A three-year "recovery fund" to finance infrastructure and worker retraining will be the centrepiece of a package of measures to stimulate the economy, to be presented next month under the programme for government agreed between Fine Gael, Fianna Fáil and the Green Party.
The fund will also include measures to help Irish businesses access credit, including the possibility of the State acting as guarantor for business loans.
The so-called “July stimulus” may also extend the scheme by which the State subsidises the wages of workers affected by coronavirus. It will also include the establishment of a governmental group to co-ordinate State support for SMEs, as well as a new code of conduct for commercial landlords and tenants.
Retailers and other struggling businesses that have called for a moratorium on local authority rates will also be told in July what the State’s approach to collecting the payments will be for the rest of the year.
The July package will also include further business measures such as the establishment of an SME growth taskforce and a promise to "scale up" State business financing agency, Microfinance Ireland.
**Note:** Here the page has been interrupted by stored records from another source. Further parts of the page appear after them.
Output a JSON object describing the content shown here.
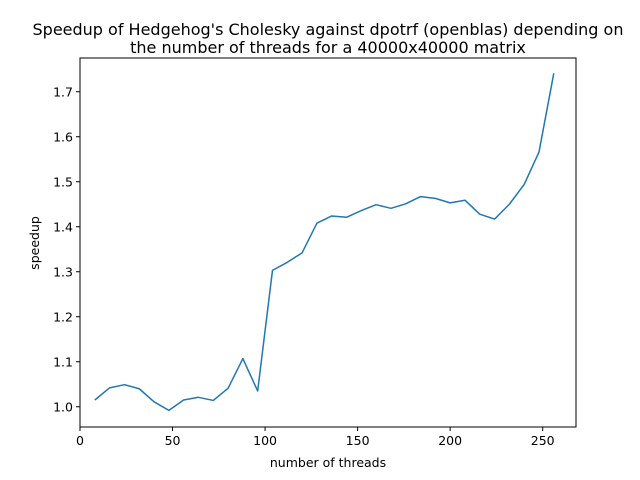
{
  "chart_data": {
    "type": "line",
    "title_lines": [
      "Speedup of Hedgehog's Cholesky against dpotrf (openblas) depending on",
      "the number of threads for a 40000x40000 matrix"
    ],
    "xlabel": "number of threads",
    "ylabel": "speedup",
    "xlim": [
      0,
      268
    ],
    "ylim": [
      0.955,
      1.775
    ],
    "x_ticks": [
      0,
      50,
      100,
      150,
      200,
      250
    ],
    "y_ticks": [
      1.0,
      1.1,
      1.2,
      1.3,
      1.4,
      1.5,
      1.6,
      1.7
    ],
    "grid": false,
    "series": [
      {
        "color": "#1f77b4",
        "x": [
          8,
          16,
          24,
          32,
          40,
          48,
          56,
          64,
          72,
          80,
          88,
          96,
          104,
          112,
          120,
          128,
          136,
          144,
          152,
          160,
          168,
          176,
          184,
          192,
          200,
          208,
          216,
          224,
          232,
          240,
          248,
          256
        ],
        "y": [
          1.015,
          1.042,
          1.049,
          1.04,
          1.011,
          0.992,
          1.015,
          1.021,
          1.014,
          1.041,
          1.107,
          1.035,
          1.303,
          1.321,
          1.342,
          1.408,
          1.424,
          1.421,
          1.436,
          1.449,
          1.441,
          1.451,
          1.467,
          1.463,
          1.453,
          1.459,
          1.428,
          1.417,
          1.45,
          1.494,
          1.566,
          1.741
        ]
      }
    ]
  }
}
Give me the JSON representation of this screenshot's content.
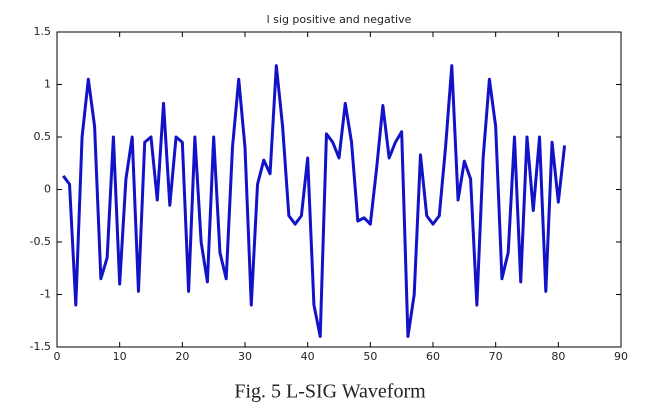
{
  "chart_data": {
    "type": "line",
    "title": "l sig positive and negative",
    "x": [
      1,
      2,
      3,
      4,
      5,
      6,
      7,
      8,
      9,
      10,
      11,
      12,
      13,
      14,
      15,
      16,
      17,
      18,
      19,
      20,
      21,
      22,
      23,
      24,
      25,
      26,
      27,
      28,
      29,
      30,
      31,
      32,
      33,
      34,
      35,
      36,
      37,
      38,
      39,
      40,
      41,
      42,
      43,
      44,
      45,
      46,
      47,
      48,
      49,
      50,
      51,
      52,
      53,
      54,
      55,
      56,
      57,
      58,
      59,
      60,
      61,
      62,
      63,
      64,
      65,
      66,
      67,
      68,
      69,
      70,
      71,
      72,
      73,
      74,
      75,
      76,
      77,
      78,
      79,
      80,
      81
    ],
    "series": [
      {
        "color": "#1212c8",
        "values": [
          0.13,
          0.05,
          -1.1,
          0.5,
          1.05,
          0.6,
          -0.85,
          -0.65,
          0.5,
          -0.9,
          0.1,
          0.5,
          -0.97,
          0.45,
          0.5,
          -0.1,
          0.82,
          -0.15,
          0.5,
          0.45,
          -0.97,
          0.5,
          -0.5,
          -0.88,
          0.5,
          -0.6,
          -0.85,
          0.4,
          1.05,
          0.4,
          -1.1,
          0.05,
          0.28,
          0.15,
          1.18,
          0.6,
          -0.25,
          -0.33,
          -0.25,
          0.3,
          -1.1,
          -1.4,
          0.53,
          0.45,
          0.3,
          0.82,
          0.45,
          -0.3,
          -0.27,
          -0.33,
          0.2,
          0.8,
          0.3,
          0.45,
          0.55,
          -1.4,
          -1.0,
          0.33,
          -0.25,
          -0.33,
          -0.25,
          0.4,
          1.18,
          -0.1,
          0.27,
          0.1,
          -1.1,
          0.3,
          1.05,
          0.6,
          -0.85,
          -0.6,
          0.5,
          -0.88,
          0.5,
          -0.2,
          0.5,
          -0.97,
          0.45,
          -0.12,
          0.42
        ]
      }
    ],
    "xlim": [
      0,
      90
    ],
    "xticks": [
      0,
      10,
      20,
      30,
      40,
      50,
      60,
      70,
      80,
      90
    ],
    "ylim": [
      -1.5,
      1.5
    ],
    "yticks": [
      -1.5,
      -1,
      -0.5,
      0,
      0.5,
      1,
      1.5
    ]
  },
  "caption": "Fig. 5 L-SIG Waveform"
}
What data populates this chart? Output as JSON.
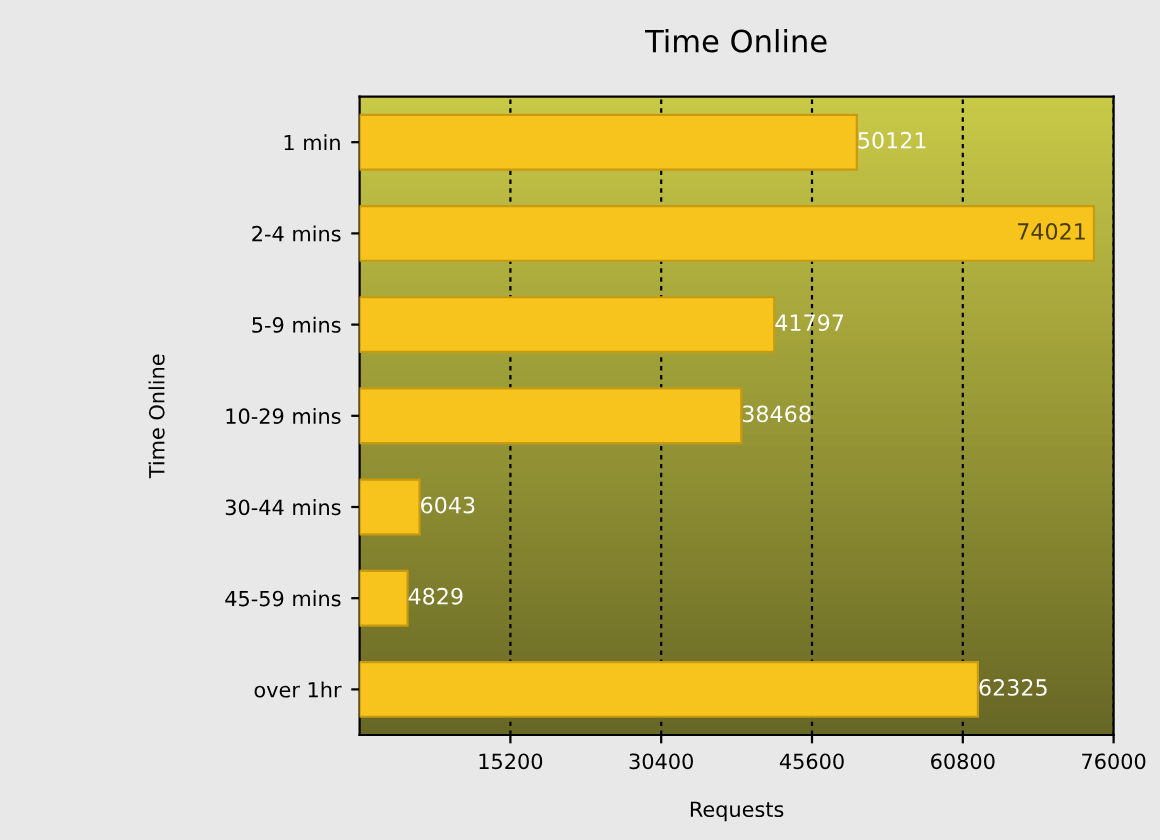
{
  "chart_data": {
    "type": "bar",
    "orientation": "horizontal",
    "title": "Time Online",
    "xlabel": "Requests",
    "ylabel": "Time Online",
    "categories": [
      "1 min",
      "2-4 mins",
      "5-9 mins",
      "10-29 mins",
      "30-44 mins",
      "45-59 mins",
      "over 1hr"
    ],
    "values": [
      50121,
      74021,
      41797,
      38468,
      6043,
      4829,
      62325
    ],
    "color": "#f6c41c",
    "xlim": [
      0,
      76000
    ],
    "xticks": [
      15200,
      30400,
      45600,
      60800,
      76000
    ],
    "grid": "x",
    "data_labels": true,
    "legend": false
  }
}
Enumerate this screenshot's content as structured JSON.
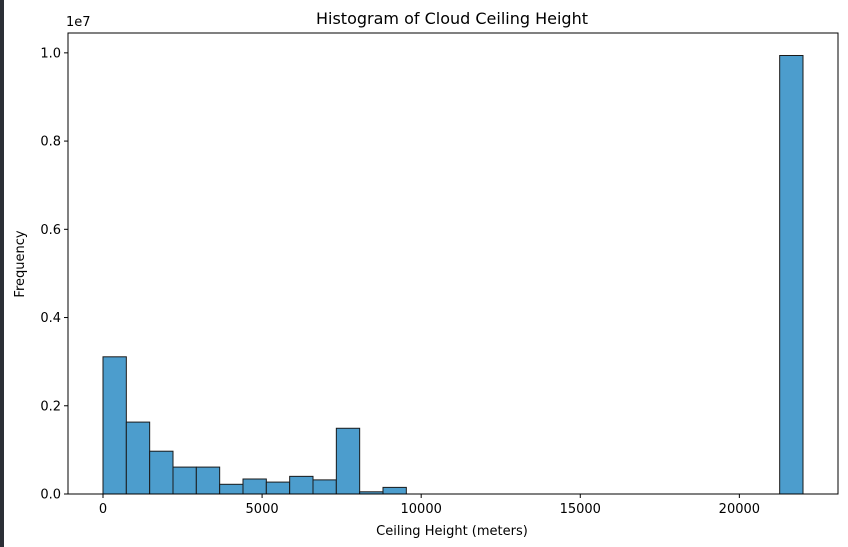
{
  "chart_data": {
    "type": "bar",
    "title": "Histogram of Cloud Ceiling Height",
    "xlabel": "Ceiling Height (meters)",
    "ylabel": "Frequency",
    "y_offset_label": "1e7",
    "y_multiplier": 10000000,
    "xlim": [
      -1100,
      23100
    ],
    "ylim": [
      0,
      1.045
    ],
    "x_ticks": [
      0,
      5000,
      10000,
      15000,
      20000
    ],
    "y_ticks": [
      0.0,
      0.2,
      0.4,
      0.6,
      0.8,
      1.0
    ],
    "x_tick_labels": [
      "0",
      "5000",
      "10000",
      "15000",
      "20000"
    ],
    "y_tick_labels": [
      "0.0",
      "0.2",
      "0.4",
      "0.6",
      "0.8",
      "1.0"
    ],
    "bin_width": 733.33,
    "bin_starts": [
      0,
      733.33,
      1466.67,
      2200,
      2933.33,
      3666.67,
      4400,
      5133.33,
      5866.67,
      6600,
      7333.33,
      8066.67,
      8800,
      21266.67
    ],
    "values": [
      0.311,
      0.163,
      0.097,
      0.061,
      0.061,
      0.022,
      0.034,
      0.027,
      0.04,
      0.032,
      0.149,
      0.005,
      0.015,
      0.994
    ],
    "bar_color": "#4c9dcd",
    "edge_color": "#1a1a1a",
    "grid": false,
    "legend": "none"
  }
}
More European Investment Bank funding will also be sought for businesses.
The July stimulus will be followed by a new national economic plan unveiled on the same day as the budget in October. It will include measures for a longer term “jobs-led recovery”.
The October plan will be focused on issues such as flexible working, worker upskilling and help for SMEs when bidding for State contracts. It is also envisaged that more cash will be made available for Enterprise Ireland to invest in SMEs engaged in "clean processes" and energy efficiency.
The October plan will also utilise the recovery fund to stimulate domestic demand in sectors that are able to facilitate extra trade in line with public health guidelines on coronavirus. Retail and hospitality are among the sectors that have called for measures to stimulate consumer demand.
More specific measures outlined in the programme for government include a suggestion that the Government may seek to restrict the practice of companies splitting into separate trading and property companies (so-called opco and propco splits), with the opco going bust while the property assets are secured in a separate propco entity. This was the approach used in the controversial liquidation of Clerys department store.
The programme for Government recognises that retail and hospitality and tourism in particular are worst hit by the virus. It includes a commitment for an effective re-run of the Gathering diaspora tourism initiative on its 10th anniversary in 2023, called the Year of the Invitation.
Flexibility on EU state aid rules will be sought for intervention in the sector, while Ireland will also be promoted as a destination for outdoors tourism, such as walking and cycling.
Business groups broadly welcomed the publication of the agreed programme for government. The Restaurants Association of Ireland welcomed measures such as a jobs stimulus package that may include an extension of State wage subsidies, although it warned of “grave consequences” if the Government did not step up its support for the sector.
The Licensed Vintners Association welcomed the establishment of a taskforce to examine how to develop the "night-time economy", such as pub trading hours. Chambers Ireland welcomed a promise by the new Government to focus on developing town and village centres.